Estoy saliendo con una pendeja que reparte folletos en el semáforo de la Julio A. Roca. Son folletos de una pollería. No es nada serio, pero por ahí vamos a tomar un helado y la pasamos bien, a veces nos pegamos unos besos en La Cañada. Son unos besos largos. Ella hace como un molinete con la lengua y a mí eso me pone al palo. 

A veces la extraño también a la Sonia, pero más por orgullo que por otra cosa. Me hubiera gustado sentarme con ella en el café de la Colón y decirle un par de cosas. Pero no da. Las mujeres también deciden, loco, a eso lo aprendí a los golpes. 

Aparte, ella es la novia del Cacho y con eso no se jode. 

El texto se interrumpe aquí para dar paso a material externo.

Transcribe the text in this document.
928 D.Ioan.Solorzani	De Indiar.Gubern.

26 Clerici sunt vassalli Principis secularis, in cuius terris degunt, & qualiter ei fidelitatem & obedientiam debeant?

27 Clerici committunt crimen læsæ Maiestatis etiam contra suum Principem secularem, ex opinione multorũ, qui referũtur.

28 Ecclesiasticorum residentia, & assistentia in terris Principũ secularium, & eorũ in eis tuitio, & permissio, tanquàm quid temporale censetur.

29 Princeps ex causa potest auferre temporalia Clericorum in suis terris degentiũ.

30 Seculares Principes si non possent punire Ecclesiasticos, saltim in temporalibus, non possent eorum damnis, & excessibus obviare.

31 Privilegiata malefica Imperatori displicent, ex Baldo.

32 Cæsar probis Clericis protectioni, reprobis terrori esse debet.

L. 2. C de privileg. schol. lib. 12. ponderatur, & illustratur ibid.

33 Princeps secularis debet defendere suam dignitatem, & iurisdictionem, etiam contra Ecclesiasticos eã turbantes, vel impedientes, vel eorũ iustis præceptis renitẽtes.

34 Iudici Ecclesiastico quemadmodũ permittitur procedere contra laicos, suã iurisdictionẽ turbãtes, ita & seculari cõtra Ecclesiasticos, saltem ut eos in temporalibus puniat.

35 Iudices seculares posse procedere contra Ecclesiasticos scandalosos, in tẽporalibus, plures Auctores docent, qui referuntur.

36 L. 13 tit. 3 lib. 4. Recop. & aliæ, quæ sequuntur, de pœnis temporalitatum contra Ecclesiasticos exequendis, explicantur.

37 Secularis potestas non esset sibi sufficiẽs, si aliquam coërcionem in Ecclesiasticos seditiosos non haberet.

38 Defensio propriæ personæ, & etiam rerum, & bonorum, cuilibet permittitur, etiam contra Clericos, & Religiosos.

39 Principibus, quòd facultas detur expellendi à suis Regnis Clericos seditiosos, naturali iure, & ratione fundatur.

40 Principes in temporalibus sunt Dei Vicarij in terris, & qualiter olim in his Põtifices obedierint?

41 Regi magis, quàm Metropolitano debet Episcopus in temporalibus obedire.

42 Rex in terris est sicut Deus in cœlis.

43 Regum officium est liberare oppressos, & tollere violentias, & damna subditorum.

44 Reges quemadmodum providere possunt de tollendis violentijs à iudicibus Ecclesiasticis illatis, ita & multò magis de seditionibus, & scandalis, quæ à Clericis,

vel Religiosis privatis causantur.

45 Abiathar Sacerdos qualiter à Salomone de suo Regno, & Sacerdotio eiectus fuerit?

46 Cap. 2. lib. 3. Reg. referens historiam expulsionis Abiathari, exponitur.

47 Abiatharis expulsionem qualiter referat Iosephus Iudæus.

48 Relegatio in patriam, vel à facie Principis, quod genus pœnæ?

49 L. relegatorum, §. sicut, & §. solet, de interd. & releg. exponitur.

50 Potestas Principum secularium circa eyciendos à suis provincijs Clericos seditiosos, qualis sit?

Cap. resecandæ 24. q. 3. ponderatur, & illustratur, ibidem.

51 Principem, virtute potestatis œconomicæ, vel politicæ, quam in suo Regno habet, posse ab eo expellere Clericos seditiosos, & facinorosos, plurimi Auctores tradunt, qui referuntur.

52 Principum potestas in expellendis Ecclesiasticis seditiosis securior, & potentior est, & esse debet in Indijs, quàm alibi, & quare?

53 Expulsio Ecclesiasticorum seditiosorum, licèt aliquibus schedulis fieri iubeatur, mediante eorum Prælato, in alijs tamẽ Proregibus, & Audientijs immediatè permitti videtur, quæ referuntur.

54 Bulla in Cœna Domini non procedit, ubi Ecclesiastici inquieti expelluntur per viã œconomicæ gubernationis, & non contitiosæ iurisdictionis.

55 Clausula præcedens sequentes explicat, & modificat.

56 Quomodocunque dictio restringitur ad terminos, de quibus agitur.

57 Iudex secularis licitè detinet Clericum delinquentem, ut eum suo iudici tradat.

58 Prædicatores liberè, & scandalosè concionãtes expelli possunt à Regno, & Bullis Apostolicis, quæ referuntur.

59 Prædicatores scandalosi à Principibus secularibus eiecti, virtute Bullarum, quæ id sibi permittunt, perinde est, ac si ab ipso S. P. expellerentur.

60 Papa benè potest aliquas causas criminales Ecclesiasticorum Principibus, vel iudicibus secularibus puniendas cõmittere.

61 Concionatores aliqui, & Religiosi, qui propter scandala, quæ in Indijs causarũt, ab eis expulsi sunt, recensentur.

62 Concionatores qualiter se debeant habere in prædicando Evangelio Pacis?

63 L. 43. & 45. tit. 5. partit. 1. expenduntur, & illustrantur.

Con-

El tiempo compensa las cosas. Ya no me duele tanto el alma como esa noche en la canchita de fútbol cinco. Y al Cacho, por suerte para los dos, no me lo he vuelto a cruzar.

2 respuestas a “Un dolor de la gran puta”

  1. carolinajghione

    siempre dije «se me achicharró el corazón » para tratar de explicar el dolor que sentía en algunas situaciones. A partir de hoy usaré la frase de la uña encarnada porque lo describe tanto mejor. Cacho, sos una verga y vos Sonia también. Genial el relato como siempre, abzo

    1. El corazón achicharrado es muy buena, ojo, yo no la jubilaría así nomás. Gracias, Caro! Saludos!